Today is a day of national mourning back in The Netherlands: the first one in 52 years, after one of our longest serving monarchs died. The crash of the MH17 has shaken the world and taken 298 lives of which 193 Dutch ones. The tragedy during summer holidays means that whole families were wiped away with one press of a button.
A few weeks ago, we united in orange watching all 23 of our best footballers compete for the World Cup. Millions of us screamed at our screens in living rooms, pubs and communal greens: we witnessed men fly, score, win and finally succumb – only rise again to bronze glory.
United as we were in expectation, hope and celebration, this has been transformed into collective grief. 193 people: in a small country such as The Netherlands, it means you know someone who knows someone on that flight.

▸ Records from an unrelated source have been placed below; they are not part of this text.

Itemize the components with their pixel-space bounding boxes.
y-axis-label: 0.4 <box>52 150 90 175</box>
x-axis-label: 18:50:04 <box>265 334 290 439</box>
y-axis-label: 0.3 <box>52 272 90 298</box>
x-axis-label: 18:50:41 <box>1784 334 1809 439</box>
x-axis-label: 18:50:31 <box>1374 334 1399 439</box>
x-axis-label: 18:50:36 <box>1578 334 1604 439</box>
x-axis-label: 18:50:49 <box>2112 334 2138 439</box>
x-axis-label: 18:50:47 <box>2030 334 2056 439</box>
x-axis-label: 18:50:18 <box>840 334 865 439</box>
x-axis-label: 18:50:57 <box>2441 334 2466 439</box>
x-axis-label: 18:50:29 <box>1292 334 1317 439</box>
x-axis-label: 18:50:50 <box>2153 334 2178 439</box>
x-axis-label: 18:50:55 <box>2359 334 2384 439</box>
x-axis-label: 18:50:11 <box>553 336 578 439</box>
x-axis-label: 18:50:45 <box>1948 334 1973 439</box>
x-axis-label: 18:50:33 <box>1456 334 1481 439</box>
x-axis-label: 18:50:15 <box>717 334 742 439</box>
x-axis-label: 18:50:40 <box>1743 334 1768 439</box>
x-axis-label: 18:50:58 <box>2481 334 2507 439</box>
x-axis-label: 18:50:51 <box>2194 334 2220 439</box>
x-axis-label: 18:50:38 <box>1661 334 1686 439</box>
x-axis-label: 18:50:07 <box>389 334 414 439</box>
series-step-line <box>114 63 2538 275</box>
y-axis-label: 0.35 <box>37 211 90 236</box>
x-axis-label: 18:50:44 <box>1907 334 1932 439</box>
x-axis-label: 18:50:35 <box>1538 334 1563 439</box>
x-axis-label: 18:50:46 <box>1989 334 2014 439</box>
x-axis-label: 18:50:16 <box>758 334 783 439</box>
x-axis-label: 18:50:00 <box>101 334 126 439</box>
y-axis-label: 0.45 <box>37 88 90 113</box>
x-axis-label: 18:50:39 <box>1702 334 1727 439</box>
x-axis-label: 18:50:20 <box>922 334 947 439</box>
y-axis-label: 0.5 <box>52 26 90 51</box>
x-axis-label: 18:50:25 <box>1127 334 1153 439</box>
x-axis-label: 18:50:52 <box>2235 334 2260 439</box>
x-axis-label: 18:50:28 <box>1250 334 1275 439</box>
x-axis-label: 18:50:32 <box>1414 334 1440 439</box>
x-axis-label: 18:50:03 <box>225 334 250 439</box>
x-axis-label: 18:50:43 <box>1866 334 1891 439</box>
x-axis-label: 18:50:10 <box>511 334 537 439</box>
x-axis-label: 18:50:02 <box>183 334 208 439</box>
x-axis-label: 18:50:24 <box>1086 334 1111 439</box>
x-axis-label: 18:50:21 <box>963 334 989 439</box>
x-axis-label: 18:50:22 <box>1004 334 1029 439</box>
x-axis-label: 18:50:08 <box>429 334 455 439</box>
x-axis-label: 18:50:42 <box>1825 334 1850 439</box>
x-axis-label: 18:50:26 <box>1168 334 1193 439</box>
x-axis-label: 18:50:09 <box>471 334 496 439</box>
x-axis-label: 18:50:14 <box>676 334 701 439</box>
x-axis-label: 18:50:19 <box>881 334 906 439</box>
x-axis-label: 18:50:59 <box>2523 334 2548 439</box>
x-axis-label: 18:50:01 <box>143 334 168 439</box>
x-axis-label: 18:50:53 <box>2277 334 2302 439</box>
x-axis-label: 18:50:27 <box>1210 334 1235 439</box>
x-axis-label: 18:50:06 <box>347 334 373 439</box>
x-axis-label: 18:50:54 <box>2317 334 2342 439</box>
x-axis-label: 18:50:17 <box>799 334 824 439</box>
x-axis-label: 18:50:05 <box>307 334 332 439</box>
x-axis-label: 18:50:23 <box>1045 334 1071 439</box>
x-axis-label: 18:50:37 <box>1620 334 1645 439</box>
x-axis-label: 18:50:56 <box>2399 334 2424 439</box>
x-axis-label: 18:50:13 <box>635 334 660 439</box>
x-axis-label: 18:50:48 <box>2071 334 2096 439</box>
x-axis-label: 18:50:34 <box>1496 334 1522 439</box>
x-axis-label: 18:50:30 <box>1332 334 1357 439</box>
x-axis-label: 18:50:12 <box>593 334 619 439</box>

The reactionary outcry about politics and alliances has only been heard outside of the borders. The response from the Dutch government has been called careful and measured, with articles alluding to the country’s strong ties with Russia. Yes. True. Yet we have all seen the result of pointing guns, gung-ho sans evidence… Not that we have the guns…
Our allies with their own agendas seem keen to lend us a hand but they can’t make a move until we move. Is it surprising that The Netherlands is seemingly still? I imagine that the country in itself feels sixteen million times over that what I try to express, unscathed and a North Sea away. For them there is no war-mongering and terrorism threat on the front-pages: just shock and silence.
Tomorrow evening I will land at the same airport that today welcomed back the first bodies of flight MH17. The timing is coincidental but at this time of national grief, I cannot think of a better place to be than home.